Ah right, how cute. I forgot, the British, Germans, French, etc haven't all been exposed doing the very same thing from Snowden's leaks. "Checks"...how adorable. They're all working together. It's just like the gambling scene in Casablanca.
But beyond that, what you said makes no sense:
So it's hard to sue someone over copyrighted material in the name of national security? Or it isn't? Besides the obvious contradiction, there are no laws that allow IP rights holders to collect ISP data in the name of national security.
The ratio of torrent traffic to "other" traffic in the US versus EU was dramatically skewed toward torrents. If the average US node was doing 20Mbps of torrents constantly (I don't have the actual numbers anymore), the NL node was doing 150Mbps. It was to the point where we were going to have to charge a lot more or offer a lot less. Perhaps the EU network is better able to facilitate torrent traffic, but the heavy usage was nowhere near the same problem in our US locations (even when people break our AUP).

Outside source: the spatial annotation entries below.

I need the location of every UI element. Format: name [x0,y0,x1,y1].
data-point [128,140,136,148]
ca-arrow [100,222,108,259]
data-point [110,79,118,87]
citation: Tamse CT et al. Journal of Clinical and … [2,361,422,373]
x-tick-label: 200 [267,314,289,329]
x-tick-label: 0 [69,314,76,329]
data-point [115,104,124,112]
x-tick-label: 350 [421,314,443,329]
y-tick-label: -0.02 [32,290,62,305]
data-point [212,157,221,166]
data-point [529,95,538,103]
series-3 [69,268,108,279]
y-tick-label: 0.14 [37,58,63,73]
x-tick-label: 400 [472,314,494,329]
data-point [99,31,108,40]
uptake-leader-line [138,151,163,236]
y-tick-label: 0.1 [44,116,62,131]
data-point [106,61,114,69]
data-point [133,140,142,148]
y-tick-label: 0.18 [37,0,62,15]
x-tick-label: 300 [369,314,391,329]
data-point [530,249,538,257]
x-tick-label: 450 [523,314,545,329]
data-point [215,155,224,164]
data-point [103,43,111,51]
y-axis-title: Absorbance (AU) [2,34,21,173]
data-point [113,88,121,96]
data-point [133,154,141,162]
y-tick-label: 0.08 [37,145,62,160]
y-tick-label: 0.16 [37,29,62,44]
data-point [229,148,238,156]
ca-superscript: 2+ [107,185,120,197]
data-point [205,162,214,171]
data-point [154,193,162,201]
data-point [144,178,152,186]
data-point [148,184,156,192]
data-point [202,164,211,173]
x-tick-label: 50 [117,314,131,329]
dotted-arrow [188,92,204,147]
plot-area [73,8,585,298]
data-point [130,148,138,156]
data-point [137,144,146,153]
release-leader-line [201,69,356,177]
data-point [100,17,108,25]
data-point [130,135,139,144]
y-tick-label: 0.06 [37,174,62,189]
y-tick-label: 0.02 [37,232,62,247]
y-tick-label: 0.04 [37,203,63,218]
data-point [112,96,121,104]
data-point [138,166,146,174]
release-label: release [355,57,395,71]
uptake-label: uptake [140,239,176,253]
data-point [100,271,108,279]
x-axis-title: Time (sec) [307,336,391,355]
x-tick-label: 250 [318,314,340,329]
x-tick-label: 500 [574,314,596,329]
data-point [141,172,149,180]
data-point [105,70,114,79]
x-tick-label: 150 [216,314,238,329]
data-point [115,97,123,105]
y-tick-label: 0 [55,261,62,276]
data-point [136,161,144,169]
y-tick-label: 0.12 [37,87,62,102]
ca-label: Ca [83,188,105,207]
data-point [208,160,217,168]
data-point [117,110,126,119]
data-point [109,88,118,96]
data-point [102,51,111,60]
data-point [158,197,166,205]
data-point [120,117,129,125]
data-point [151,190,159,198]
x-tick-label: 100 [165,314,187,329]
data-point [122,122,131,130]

Openvz is just an advanced chroot, it is not real virtualisation. If you want more security and reduce the risk of a rouge host looking into your stuff then always use KVM / Xen. Preferably encrypt the disk too.
Of course not, that is done "voluntarily". It is also not in the name of national security but, since the ISPs are volunteering to send it to NSA anyway, why not make a buck from the trolls too ?
I am not sure what you mean in general, my points are:
In short, in US the law does not force ISPs to collect data (only judges can), but they volunteer or sell it not only to the government, but to third parties also, while in EU there is a law (BTW, does not apply to everyone, only to telecom companies, for example, Prometeus does not have to comply and we do not keep logs of visited IPs and such) to keep records, but those are available to a third party only under judicial supervision, it is forbidden sharing it otherwise.
It is the juducial supervision that makes the difference, a judge should make sure the citizen's rights are protected. That probably does not happen in many cases, but when ound to be breaching this, even governments pay hefty fines and have to drop the cases where data was obtained illegally.
Show me where ISPs are selling data to third parties. Show me one instance.